Clinical data supporting this particular combination is so far based on small observational studies and case series. Since then, what is out there – whilst hopeful – simply does not yet provide an adequate foundation for formal guidelines. Yet the combination is biologically coherent as many supplement-therapy pairings are not — which is why it has attracted research attention and not just marketing hype.
A Grounded Perspective
NAD+ is not a youth serum. We know that MSC therapy is not the cellular reset button. However, the overlap between these two strategies — one focuses on providing the energy substrate that cells require to carry out maintenance and repair processes; while the other provides an appropriate signalling environment for guiding those repairs — is arguably among the most rigorous scientific frontiers in longevity medicine.

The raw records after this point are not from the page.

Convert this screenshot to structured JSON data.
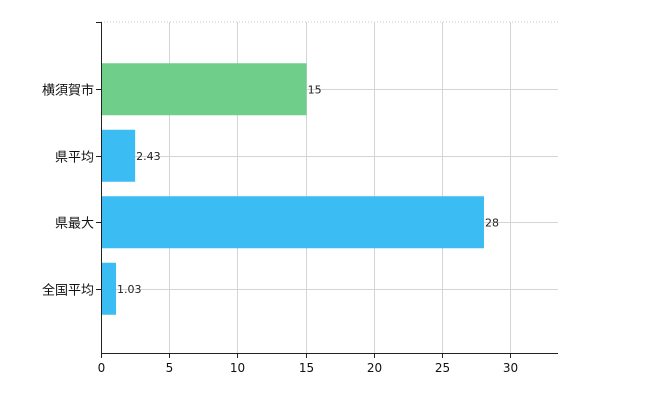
{
  "chart_data": {
    "type": "bar",
    "orientation": "horizontal",
    "categories": [
      "横須賀市",
      "県平均",
      "県最大",
      "全国平均"
    ],
    "values": [
      15,
      2.43,
      28,
      1.03
    ],
    "data_labels": [
      "15",
      "2.43",
      "28",
      "1.03"
    ],
    "bar_colors": [
      "#6fcf8a",
      "#3bbcf2",
      "#3bbcf2",
      "#3bbcf2"
    ],
    "xlim": [
      0,
      33.5
    ],
    "x_ticks": [
      0,
      5,
      10,
      15,
      20,
      25,
      30
    ],
    "x_tick_labels": [
      "0",
      "5",
      "10",
      "15",
      "20",
      "25",
      "30"
    ],
    "title": "",
    "xlabel": "",
    "ylabel": "",
    "grid": true,
    "legend": "none"
  }
}
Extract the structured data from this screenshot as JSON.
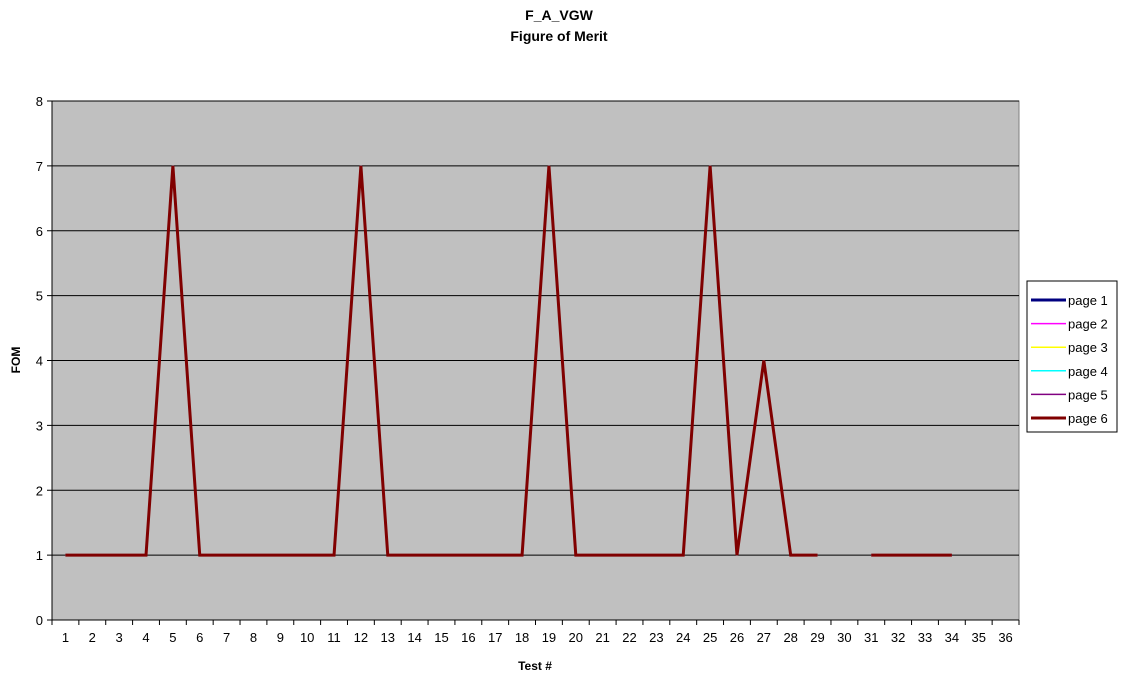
{
  "chart_data": {
    "type": "line",
    "title": "F_A_VGW",
    "subtitle": "Figure of Merit",
    "xlabel": "Test #",
    "ylabel": "FOM",
    "ylim": [
      0,
      8
    ],
    "yticks": [
      0,
      1,
      2,
      3,
      4,
      5,
      6,
      7,
      8
    ],
    "x": [
      1,
      2,
      3,
      4,
      5,
      6,
      7,
      8,
      9,
      10,
      11,
      12,
      13,
      14,
      15,
      16,
      17,
      18,
      19,
      20,
      21,
      22,
      23,
      24,
      25,
      26,
      27,
      28,
      29,
      30,
      31,
      32,
      33,
      34,
      35,
      36
    ],
    "grid": "horizontal",
    "legend_position": "right",
    "plot_background": "#c0c0c0",
    "series": [
      {
        "name": "page 1",
        "color": "#000080",
        "values": [
          1,
          1,
          1,
          1,
          7,
          1,
          1,
          1,
          1,
          1,
          1,
          7,
          1,
          1,
          1,
          1,
          1,
          1,
          7,
          1,
          1,
          1,
          1,
          1,
          7,
          1,
          4,
          1,
          1,
          null,
          1,
          1,
          1,
          1,
          null,
          null
        ]
      },
      {
        "name": "page 2",
        "color": "#ff00ff",
        "values": [
          1,
          1,
          1,
          1,
          7,
          1,
          1,
          1,
          1,
          1,
          1,
          7,
          1,
          1,
          1,
          1,
          1,
          1,
          7,
          1,
          1,
          1,
          1,
          1,
          7,
          1,
          4,
          1,
          1,
          null,
          1,
          1,
          1,
          1,
          null,
          null
        ]
      },
      {
        "name": "page 3",
        "color": "#ffff00",
        "values": [
          1,
          1,
          1,
          1,
          7,
          1,
          1,
          1,
          1,
          1,
          1,
          7,
          1,
          1,
          1,
          1,
          1,
          1,
          7,
          1,
          1,
          1,
          1,
          1,
          7,
          1,
          4,
          1,
          1,
          null,
          1,
          1,
          1,
          1,
          null,
          null
        ]
      },
      {
        "name": "page 4",
        "color": "#00ffff",
        "values": [
          1,
          1,
          1,
          1,
          7,
          1,
          1,
          1,
          1,
          1,
          1,
          7,
          1,
          1,
          1,
          1,
          1,
          1,
          7,
          1,
          1,
          1,
          1,
          1,
          7,
          1,
          4,
          1,
          1,
          null,
          1,
          1,
          1,
          1,
          null,
          null
        ]
      },
      {
        "name": "page 5",
        "color": "#800080",
        "values": [
          1,
          1,
          1,
          1,
          7,
          1,
          1,
          1,
          1,
          1,
          1,
          7,
          1,
          1,
          1,
          1,
          1,
          1,
          7,
          1,
          1,
          1,
          1,
          1,
          7,
          1,
          4,
          1,
          1,
          null,
          1,
          1,
          1,
          1,
          null,
          null
        ]
      },
      {
        "name": "page 6",
        "color": "#800000",
        "values": [
          1,
          1,
          1,
          1,
          7,
          1,
          1,
          1,
          1,
          1,
          1,
          7,
          1,
          1,
          1,
          1,
          1,
          1,
          7,
          1,
          1,
          1,
          1,
          1,
          7,
          1,
          4,
          1,
          1,
          null,
          1,
          1,
          1,
          1,
          null,
          null
        ]
      }
    ]
  }
}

For patients thinking about this combo in the context of a regimented, doctor-guided programme, the most relevant questions to pose at a clinician should not appeal so much as science-fiction but rather details: which NAD+ precursor (e.g. written with niagen), what dose/unit-of-measure and when relative to MSC infustion reflexively measuring against which markers. The biology is promising. A proper implementation of it into patient care – carefully guided by discipline – is what distinguishes serious programmes from the rest.
References
Cantó, C., Menzies, K.J., & Auwerx, J. (2015). NAD+ metabolism and the control of energy homeostasis: A balancing act between mitochondria and the nucleus. Cell Metabolism, 22(1), 31–53.
Gomes, A.P., Price, N.L., Ling, A.J.Y., et al. (2013). Declining NAD+ induces a pseudohypoxic state disrupting nuclear-mitochondrial communication during aging. Cell, 155(7), 1624–1638.
Igarashi, M., Miura, M., Williams, E., et al. (2019). NAD+ supplementation rejuvenates aged gut adult stem cells. Aging Cell, 18(3), e12935.
Pittenger, M.F., Discher, D.E., Péault, B.M., Phinney, D.G., Hare, J.M., & Caplan, A.I. (2019). Mesenchymal stem cell perspective: Cell biology to clinical progress. NPJ Regenerative Medicine, 4(1), 22.
Yoshino, J., Baur, J.A., & Imai, S.I. (2018). NAD+ intermediates: The biology and therapeutic potential of NMN and NR. Cell Metabolism, 27(3), 513–528.